Abdominal sepsis triggers the transition of microorganisms from the gut to the peritoneum and bloodstream. Unfortunately, there is a limitation of methods and biomarkers to reliably study the emergence of pathobiomes and to monitor their respective dynamics. Three-month-old CD-1 female mice underwent cecal ligation and puncture (CLP) to induce abdominal sepsis. Serial and terminal endpoint specimens were collected for fecal, peritoneal lavage, and blood samples within 72 h. Microbial species compositions were determined by NGS of (cell-free) DNA and confirmed by microbiological cultivation. As a result, CLP induced rapid and early changes of gut microbial communities, with a transition of pathogenic species into the peritoneum and blood detected at 24 h post-CLP. NGS was able to identify pathogenic species in a time course-dependent manner in individual mice using cfDNA from as few as 30 microliters of blood.
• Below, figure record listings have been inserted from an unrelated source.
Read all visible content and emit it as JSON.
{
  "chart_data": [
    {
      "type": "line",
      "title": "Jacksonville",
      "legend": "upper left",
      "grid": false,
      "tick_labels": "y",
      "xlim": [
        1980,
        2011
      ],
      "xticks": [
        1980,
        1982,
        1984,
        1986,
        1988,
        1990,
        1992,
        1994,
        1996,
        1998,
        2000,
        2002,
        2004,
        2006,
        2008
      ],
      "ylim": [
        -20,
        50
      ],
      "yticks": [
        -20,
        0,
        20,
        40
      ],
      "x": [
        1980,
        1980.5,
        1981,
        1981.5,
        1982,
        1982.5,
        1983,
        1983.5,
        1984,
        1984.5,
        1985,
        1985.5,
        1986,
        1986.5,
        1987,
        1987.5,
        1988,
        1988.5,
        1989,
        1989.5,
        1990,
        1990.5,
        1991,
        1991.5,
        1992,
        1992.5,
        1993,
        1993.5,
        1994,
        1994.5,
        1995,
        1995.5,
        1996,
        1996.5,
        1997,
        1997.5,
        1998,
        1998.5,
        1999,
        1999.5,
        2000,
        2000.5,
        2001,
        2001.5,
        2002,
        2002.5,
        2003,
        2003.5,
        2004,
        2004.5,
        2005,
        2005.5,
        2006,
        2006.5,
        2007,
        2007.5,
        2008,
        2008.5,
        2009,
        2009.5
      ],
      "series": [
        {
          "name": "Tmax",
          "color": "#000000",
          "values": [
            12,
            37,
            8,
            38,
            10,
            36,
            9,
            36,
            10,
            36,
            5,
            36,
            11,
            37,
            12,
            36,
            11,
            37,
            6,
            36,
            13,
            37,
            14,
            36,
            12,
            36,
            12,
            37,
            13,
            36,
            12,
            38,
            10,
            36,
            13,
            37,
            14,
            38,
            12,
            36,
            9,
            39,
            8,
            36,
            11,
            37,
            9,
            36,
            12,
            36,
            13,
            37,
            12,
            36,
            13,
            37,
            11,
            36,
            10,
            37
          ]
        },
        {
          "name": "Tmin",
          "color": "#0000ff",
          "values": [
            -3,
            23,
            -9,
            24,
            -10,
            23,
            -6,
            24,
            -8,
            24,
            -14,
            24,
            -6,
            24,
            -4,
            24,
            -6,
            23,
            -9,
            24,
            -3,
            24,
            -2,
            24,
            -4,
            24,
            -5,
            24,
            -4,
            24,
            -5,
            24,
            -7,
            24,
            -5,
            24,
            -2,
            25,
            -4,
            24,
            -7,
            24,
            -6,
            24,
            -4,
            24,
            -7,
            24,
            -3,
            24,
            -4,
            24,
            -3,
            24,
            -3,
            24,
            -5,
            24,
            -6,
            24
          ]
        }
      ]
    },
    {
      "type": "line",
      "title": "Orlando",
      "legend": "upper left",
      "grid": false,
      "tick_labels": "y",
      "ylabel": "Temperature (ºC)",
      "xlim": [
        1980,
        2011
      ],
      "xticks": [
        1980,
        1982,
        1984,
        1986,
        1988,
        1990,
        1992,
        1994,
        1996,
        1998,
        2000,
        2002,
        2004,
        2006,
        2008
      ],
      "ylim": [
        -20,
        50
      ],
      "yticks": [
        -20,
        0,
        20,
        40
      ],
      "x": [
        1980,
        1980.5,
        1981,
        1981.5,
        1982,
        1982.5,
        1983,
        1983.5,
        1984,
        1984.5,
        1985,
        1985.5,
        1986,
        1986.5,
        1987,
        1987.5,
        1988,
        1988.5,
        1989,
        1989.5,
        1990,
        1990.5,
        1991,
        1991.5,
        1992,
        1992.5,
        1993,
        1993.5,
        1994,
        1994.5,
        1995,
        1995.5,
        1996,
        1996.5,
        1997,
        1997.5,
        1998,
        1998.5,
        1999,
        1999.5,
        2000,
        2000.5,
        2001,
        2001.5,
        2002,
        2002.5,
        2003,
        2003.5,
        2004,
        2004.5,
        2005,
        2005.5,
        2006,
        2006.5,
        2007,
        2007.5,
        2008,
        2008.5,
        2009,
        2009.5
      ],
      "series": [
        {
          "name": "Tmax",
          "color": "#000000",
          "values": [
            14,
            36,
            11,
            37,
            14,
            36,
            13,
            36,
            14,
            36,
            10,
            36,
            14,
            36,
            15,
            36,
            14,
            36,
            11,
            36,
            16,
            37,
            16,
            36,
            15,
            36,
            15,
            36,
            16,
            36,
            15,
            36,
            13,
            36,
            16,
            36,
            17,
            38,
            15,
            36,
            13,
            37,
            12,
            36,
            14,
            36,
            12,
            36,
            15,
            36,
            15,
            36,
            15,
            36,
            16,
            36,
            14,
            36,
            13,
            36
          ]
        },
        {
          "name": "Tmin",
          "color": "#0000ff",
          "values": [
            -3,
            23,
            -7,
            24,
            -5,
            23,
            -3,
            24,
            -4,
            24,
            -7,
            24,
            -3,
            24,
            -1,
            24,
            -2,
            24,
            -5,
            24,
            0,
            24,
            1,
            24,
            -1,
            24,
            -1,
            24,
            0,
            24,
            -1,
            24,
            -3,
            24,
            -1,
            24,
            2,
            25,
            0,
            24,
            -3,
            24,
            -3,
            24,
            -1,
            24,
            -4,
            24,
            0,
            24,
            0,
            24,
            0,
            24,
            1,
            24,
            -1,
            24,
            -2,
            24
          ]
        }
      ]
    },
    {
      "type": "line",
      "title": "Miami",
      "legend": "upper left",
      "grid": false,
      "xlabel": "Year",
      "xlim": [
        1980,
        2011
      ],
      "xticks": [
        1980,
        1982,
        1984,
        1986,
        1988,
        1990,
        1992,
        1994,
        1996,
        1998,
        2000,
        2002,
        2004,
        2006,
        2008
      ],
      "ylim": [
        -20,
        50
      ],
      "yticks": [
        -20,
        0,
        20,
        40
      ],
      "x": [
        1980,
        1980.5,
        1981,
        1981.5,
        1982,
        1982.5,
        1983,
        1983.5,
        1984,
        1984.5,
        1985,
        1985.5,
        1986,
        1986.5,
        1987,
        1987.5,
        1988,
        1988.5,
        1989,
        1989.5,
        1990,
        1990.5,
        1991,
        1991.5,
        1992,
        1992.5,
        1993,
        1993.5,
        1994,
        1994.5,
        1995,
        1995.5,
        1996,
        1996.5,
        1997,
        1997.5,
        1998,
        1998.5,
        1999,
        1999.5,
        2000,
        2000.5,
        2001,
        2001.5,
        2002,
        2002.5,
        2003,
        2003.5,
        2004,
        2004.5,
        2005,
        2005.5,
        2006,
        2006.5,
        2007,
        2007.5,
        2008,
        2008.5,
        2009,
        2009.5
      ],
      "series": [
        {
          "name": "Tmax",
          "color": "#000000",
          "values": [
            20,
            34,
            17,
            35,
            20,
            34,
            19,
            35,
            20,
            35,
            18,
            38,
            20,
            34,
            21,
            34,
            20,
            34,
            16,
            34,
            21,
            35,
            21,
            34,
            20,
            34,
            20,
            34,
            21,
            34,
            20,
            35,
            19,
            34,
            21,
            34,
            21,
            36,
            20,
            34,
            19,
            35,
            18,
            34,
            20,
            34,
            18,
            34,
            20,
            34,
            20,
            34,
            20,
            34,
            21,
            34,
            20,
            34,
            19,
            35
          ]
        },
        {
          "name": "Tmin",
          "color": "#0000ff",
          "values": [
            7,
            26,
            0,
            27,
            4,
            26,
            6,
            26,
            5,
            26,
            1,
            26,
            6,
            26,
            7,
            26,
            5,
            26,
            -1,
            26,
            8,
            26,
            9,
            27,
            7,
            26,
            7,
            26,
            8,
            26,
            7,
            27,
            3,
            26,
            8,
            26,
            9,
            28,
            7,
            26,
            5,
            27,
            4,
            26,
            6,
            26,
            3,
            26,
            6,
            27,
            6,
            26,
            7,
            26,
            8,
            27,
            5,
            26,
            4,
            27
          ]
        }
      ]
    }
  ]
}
Absolute levels of cfDNA from pathogens changed rapidly during acute sepsis, demonstrating its short half-life. Pathogenic species and genera in CLP mice significantly overlapped with pathobiomes from septic patients. The study demonstrated that pathobiomes serve as reservoirs following CLP for the transition of pathogens into the bloodstream. Due to its short half-life, cfDNA can serve as a precise biomarker for pathogen identification in blood.

Automated summary

Abdominal sepsis leads to the migration of microorganisms from the gut to the peritoneum and bloodstream, but there are limited methods and biomarkers to study and monitor this process. In this study, cecal ligation and puncture (CLP) were used to induce abdominal sepsis in mice, and NGS was employed to analyze the microbial species composition in fecal, peritoneal lavage, and blood samples. The results showed rapid changes in gut microbial communities after CLP, with pathogenic species detected in the peritoneum and blood as early as 24 hours post-CLP. NGS of cfDNA from blood samples as small as 30 microliters was able to accurately identify pathogenic species in a time-dependent manner.